Vladimir Putin’s regime did not create the strategy of happiness during two decades. It seems that he is implementing not its own but rather the politics of the already non-existing USSR still hoping that internationalism described in books and everlasting zones of influence still exist. However, demography and biology do not work in favour of Russia – majority of inhabitants of the Central Asia were born or became adults already not during the USSR times, to them Russia is not a political nostalgia. Majority of Slavic ‘sisters’ of Russia got convinced that there are far better alternatives to the government of Moscow thanks to freedom of information.     
One more geographical curiosity. Geopolitical authorities constructed that a not seen climatic ‘wall’ separates Eurasia from Europe, which stretched in the atmosphere approximately where the border between the former Great Duchy of Lithuania and Great Duchy of Moscow in 1771 was. That’s why Lithuania would never be Russia and Russia would never feel comfortably in Lithuania.

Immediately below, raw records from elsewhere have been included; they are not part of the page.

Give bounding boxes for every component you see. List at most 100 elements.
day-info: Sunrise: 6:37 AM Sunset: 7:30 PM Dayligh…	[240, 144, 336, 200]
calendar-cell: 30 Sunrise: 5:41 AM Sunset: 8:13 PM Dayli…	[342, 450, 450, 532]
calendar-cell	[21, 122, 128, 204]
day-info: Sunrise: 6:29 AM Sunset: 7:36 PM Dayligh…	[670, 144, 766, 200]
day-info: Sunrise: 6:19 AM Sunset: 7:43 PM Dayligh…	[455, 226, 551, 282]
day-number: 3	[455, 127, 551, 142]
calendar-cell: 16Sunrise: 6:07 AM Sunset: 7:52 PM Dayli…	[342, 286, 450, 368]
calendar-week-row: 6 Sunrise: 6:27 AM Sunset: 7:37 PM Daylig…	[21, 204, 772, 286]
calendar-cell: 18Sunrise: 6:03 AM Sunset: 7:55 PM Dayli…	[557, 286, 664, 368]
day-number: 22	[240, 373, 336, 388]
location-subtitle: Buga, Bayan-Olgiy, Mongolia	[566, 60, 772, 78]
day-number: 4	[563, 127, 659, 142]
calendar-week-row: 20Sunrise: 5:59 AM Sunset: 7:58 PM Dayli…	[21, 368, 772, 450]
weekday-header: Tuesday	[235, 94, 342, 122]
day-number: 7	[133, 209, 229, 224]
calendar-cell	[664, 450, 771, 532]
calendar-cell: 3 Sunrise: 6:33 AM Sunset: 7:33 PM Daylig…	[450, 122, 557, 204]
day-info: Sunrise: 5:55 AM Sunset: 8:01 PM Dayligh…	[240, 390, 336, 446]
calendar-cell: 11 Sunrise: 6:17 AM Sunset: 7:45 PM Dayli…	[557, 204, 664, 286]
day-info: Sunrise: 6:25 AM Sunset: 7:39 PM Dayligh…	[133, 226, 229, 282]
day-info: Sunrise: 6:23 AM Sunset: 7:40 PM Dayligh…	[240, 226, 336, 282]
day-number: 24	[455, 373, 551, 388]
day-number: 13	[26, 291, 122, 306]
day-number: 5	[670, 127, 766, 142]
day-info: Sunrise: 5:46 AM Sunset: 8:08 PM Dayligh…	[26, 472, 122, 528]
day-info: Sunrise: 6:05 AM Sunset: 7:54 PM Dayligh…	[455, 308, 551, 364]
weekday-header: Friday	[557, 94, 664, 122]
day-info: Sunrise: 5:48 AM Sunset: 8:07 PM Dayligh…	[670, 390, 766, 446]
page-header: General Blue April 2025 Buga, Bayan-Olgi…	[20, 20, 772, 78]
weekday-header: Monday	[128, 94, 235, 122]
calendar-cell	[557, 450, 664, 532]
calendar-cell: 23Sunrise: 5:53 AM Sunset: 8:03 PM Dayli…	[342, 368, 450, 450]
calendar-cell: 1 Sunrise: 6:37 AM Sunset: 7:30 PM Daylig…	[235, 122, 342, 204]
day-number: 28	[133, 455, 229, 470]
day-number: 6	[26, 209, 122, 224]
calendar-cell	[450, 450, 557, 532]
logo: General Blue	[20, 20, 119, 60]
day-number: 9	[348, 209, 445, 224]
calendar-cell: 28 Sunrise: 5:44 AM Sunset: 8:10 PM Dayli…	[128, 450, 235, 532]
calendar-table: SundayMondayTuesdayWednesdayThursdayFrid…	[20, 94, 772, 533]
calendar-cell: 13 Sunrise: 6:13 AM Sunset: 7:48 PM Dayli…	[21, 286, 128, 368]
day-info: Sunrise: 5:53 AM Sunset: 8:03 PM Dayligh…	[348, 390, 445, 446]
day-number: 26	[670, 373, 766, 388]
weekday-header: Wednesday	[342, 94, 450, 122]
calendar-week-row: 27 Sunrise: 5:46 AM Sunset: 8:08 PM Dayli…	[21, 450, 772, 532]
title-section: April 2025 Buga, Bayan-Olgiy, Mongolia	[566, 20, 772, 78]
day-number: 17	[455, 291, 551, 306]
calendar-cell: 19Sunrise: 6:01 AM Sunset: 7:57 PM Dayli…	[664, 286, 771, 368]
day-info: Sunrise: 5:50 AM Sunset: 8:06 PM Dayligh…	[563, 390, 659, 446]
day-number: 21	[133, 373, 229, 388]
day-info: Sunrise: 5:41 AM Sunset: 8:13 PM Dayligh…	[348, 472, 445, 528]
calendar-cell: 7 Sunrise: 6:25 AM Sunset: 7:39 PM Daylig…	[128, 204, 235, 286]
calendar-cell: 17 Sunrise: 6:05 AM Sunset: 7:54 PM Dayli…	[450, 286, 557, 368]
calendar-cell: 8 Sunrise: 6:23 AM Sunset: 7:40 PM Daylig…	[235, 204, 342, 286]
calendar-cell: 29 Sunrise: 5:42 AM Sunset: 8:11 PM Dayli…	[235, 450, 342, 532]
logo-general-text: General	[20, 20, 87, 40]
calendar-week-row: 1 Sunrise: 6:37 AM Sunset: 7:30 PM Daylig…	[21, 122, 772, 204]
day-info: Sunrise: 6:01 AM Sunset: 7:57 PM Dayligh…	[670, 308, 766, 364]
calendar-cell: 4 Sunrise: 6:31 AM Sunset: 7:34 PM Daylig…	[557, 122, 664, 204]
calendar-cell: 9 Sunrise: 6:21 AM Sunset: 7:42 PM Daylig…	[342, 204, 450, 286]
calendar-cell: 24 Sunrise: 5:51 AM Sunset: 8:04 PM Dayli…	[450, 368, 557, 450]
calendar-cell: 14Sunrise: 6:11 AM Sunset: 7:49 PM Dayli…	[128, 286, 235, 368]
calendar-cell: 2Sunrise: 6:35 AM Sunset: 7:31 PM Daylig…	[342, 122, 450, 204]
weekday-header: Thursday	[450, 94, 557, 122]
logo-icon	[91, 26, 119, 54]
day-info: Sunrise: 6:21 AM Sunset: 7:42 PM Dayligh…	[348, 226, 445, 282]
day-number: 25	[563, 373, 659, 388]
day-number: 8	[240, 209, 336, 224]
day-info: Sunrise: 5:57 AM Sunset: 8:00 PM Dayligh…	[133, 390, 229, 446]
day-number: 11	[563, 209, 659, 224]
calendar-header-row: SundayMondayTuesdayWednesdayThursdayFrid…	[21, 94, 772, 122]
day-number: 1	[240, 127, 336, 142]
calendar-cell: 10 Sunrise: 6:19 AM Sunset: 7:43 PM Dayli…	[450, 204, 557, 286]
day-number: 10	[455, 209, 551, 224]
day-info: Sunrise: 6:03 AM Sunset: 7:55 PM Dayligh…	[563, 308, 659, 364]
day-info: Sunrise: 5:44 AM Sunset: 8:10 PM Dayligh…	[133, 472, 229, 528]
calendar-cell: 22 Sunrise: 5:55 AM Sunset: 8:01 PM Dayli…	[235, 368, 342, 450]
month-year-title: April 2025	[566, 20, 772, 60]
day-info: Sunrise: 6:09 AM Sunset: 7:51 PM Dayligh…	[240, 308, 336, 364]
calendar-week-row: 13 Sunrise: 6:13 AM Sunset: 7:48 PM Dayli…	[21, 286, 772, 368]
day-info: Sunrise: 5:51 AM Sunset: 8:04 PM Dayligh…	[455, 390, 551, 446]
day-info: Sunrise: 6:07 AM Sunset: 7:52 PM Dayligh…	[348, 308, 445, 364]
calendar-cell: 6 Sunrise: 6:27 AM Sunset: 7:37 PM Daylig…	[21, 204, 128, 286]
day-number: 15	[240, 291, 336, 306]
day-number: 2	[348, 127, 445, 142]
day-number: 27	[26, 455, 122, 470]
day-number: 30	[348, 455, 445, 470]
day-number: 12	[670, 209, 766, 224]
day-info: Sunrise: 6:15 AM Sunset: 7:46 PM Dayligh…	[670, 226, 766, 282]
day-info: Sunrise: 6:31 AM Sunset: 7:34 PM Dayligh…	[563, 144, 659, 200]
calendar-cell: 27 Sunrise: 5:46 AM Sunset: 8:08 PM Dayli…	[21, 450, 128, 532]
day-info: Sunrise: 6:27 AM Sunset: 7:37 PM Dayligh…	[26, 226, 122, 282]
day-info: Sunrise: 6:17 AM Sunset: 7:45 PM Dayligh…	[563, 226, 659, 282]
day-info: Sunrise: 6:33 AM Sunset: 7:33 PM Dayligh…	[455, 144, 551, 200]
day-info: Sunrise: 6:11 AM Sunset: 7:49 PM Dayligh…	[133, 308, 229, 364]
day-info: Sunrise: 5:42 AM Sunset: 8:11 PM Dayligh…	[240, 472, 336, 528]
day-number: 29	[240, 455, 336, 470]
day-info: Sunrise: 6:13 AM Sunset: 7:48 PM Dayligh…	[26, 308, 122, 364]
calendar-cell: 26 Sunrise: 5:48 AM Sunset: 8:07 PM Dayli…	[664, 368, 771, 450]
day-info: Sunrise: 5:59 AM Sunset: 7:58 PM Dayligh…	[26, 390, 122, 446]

There is nothing unusual here that the longest war in the history of Lithuania was going on somewhere close to that line.  
However, as a result of the same unsuccessful thinking in geographical categories since the times of Peter Russia has to admit that the Central Europe is the obstacle to the West.
What would be the epilogue of this encyclopaedia that the creators of the happy Russia did not understand at the end of the nineteenth century? At first, there is a dream. Then it turned into a mesianistic idea, later into the “national interest” and finally it became politics. Dreams, ideas and politics of Russia … do not coincide. This has been always starting with the year when Moscow started to become the centre of Russia and did not give these rights to Petersburg.